Kötüyü öldürmek, iyiyi yaşatmak

O zaman gelelim bu yüzde 30’luk paya…

Orada ne yapıyorsunuz hayatı uzatmak için.

İki şey var.

Kötü etkenlerin etkisini azaltmak.

İyi etkenlerin etkisini arttırmak.

Tam bu noktada biraz önce yaptığım deri yolculuğuna dönüyorum..

Hücre gezisinde hem yüzde 60 hem yüzde 40’la karşılaşmışım

Meğer o gezide bu yüzde 60 ve yüzde 40’la karşılaşmışım.

Gezinin sonundaki o dev DNA sarmalı bizim yüzde 60’lık genetik mirasımızı temsil ediyor.

Yüzde 40 ise mitokondrial hücreler…

L’Oreal araştırmacıları işte bu mitokondrial hücrelerin iyi enerji üretmesi için büyük çaba harcıyor..
Yani derimize enerji vermeye.

Bir ikinci alan da dışardan gelen kötü etkileri karşılamak ve püskürtmek.

Yaşlanmanın yüzde 80’i güneş yüzünden

Ve bu yaz başında hepimizi ilgilendiren asıl soruyu soruyorum:

Derimizin yaşlanmasında en büyük etken nedir?

Hiç tereddüt etmeden cevap veriyor:

“Güneş ışığı…”

Bu kadar kesin bir ifade ile söyleyince bir adım daha ileri gidiyorum.

Mesela yüzde kaçı güneşten kaynaklanıyor?

Aynı emin ifadeyle cevabını veriyor:

“Yüzde 80’i..”

Artık kışın bile sokağa çıksam çıkmasam güneş kremi sürüyorum

Evet bu dehşet veri i cümleyi bir kenara yazın.

Yaşlanmamızda genetik dışındaki yüzde30-40 faktörün yüzde 80’i güneş ışığından geliyor.

Ve bir şeyi itiraf ediyor:

“Eskiden yüzüme hiçbir şey sürmezdim. Ama artık yaz kış her gün, sokağı çıksam çıkmasam mutlaka güneşe karşı koruyucu krem kullanıyorum…”

Öyleyse yeni trend Longevity tam olarak ne?

Peki iki gün boyunca L’Oreal teknoloji ekibinden aldığım bilgiler daha çok kimi ilgilendiriyor?
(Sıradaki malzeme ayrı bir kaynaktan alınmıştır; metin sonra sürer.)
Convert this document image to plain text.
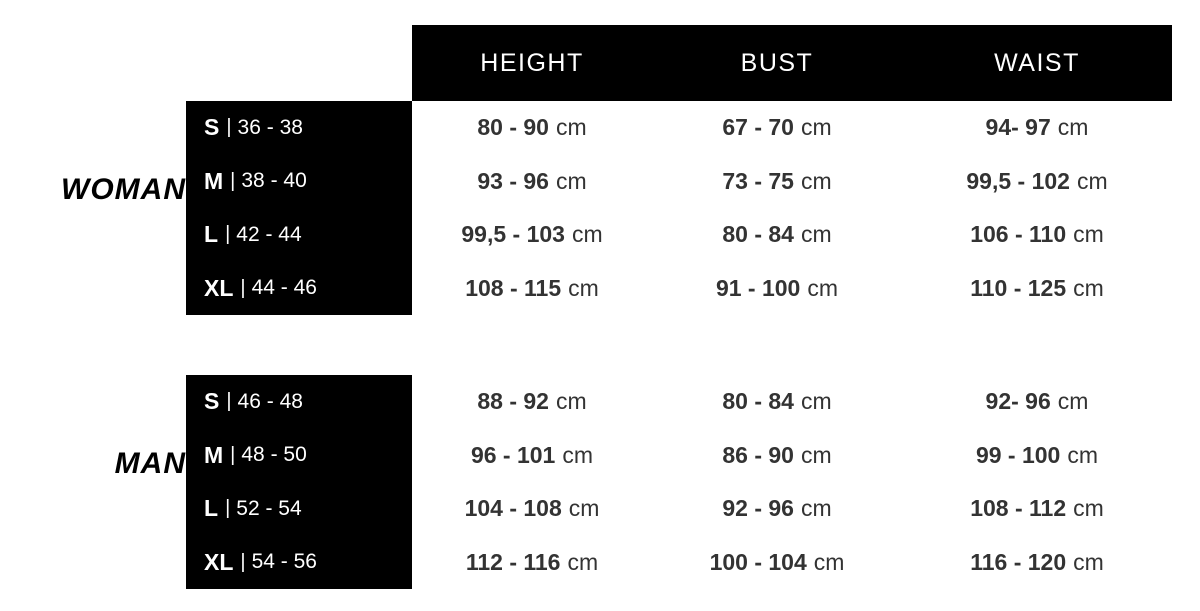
HEIGHT	BUST	WAIST
WOMAN
S | 36 - 38	80 - 90 cm	67 - 70 cm	94- 97 cm
M | 38 - 40	93 - 96 cm	73 - 75 cm	99,5 - 102 cm
L | 42 - 44	99,5 - 103 cm	80 - 84 cm	106 - 110 cm
XL | 44 - 46	108 - 115 cm	91 - 100 cm	110 - 125 cm
MAN
S | 46 - 48	88 - 92 cm	80 - 84 cm	92- 96 cm
M | 48 - 50	96 - 101 cm	86 - 90 cm	99 - 100 cm
L | 52 - 54	104 - 108 cm	92 - 96 cm	108 - 112 cm
XL | 54 - 56	112 - 116 cm	100 - 104 cm	116 - 120 cm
Gençleri mi yaşlıları mı?

”Bir kere şunu bilelim” diyorlar:

”Longevity yalnızca yaşam süresini değil “sağlıklı yaşam” süresini uzatmayı hedefleyen bilimsel ve kültürel bir dönüşüm… L’Oréal için Longevity güzelliğin ömür boyu sürdürülebilirliğini sağlamak.”

Dolayısıyla ilk hedef şu:

“Yaşa bağlı önyargıları yıkmak…”

Öyleyse şundan başlayalım:

”Yaş almak doğal, güzel olmak zamansızdır..”

60 üstü bireylerin güzellik harcaması gençlerin iki katı

Bütün dünya için önümüzde şöyle bir tablo var.

2040 itibarıyla dünya nüfusunun %20’si 60 yaş üstünde olacak, 2050’de ise 100 yaşını aşan kişi sayısı 3,7 milyonu bulacak.

Aslına bakarsanız bütün bu anlattıklarımın hedefinin gençler olması gerekiyor.

Ama gerçekte önümüzdeki tablo çok farklı.

Bugün 60+ bireyler güzellik harcamalarında genç nesillerin iki katına yakın bütçe ayırıyor.

Kronolojik yaş tarihe karışıyor

İki günlük Paris uzun hayat seyahatinden çıkan sonuç nedir diye sorarsanız, cevabım şu:

Devletin bize verdiği kimliklerde, pasaportlarımızda, ehliyetlerimizde, e Devlet kayıtlarımızda CV’lerimizde, Linkedin sayfalarımızda yazan”kronolojik yaşın” miadı doluyor.

Artık “biyolojik yaş” anlatıyor bizi.

Sloganı da şu:

“Biological Age is the New Truth.”

“Biyolojik yaş yeni gerçektir.”

Yani bize “yaşımızı verme hakkı” devletten başka bir yere geçiyor.

Yeni yaşımızın ne olduğunu 5 dakikada öğreneceğiz

Öyleyse bu “yeni yaşımızı” bize kim nasıl verecek?

L’Oreal teknoloji devrimini hazırlayan bilim insanlarının bu soruya verdiği cevap şu:

“Biyolojik yaşın belirlenmesi genetik analiz, yapay zekâyla cilt haritalama ve kişiselleştirilmiş aktif bileşen kombinasyonlarıyla belirlenecek.”

Geliştirdikleri “Longevity AI Cloud” adlı bir gereç 260’tan fazla biyobelirteç ve 32 biyolojik yol üzerinden cilt yaşlanmasını analiz ediyor.

Yaşlanmanın 9 temel biyolojik belirtisini aynı anda inceliyor ve o kişiye özgü olarak öngörülebilir hale getiriyor.

Ve 5 dakika içinde size biyolojik yaşınızı veriyor.

L’Oreal binasına 78 yaşında girdim, kaç yaşımda çıktığımı bilemiyorum

Yani artık kimliğinizde yazan doğum tarihinizi unutun.

Evet iki günlük “deriye ve yaşa yolculuğun” sonunda geldiğimiz yer burası.

L’Oreal’in Concorde Meydanına yakın binasına devletin verdiği yaşla, 78 yaşımda girdim.

Çıkarken kaç yaşımdaydım bilmiyorum.

Ama giderek tek parti devleti haline gelen devlete güvenim azaldığı için artık “yeni normal”imi biyolojik yaşımda aramaya karar verdim.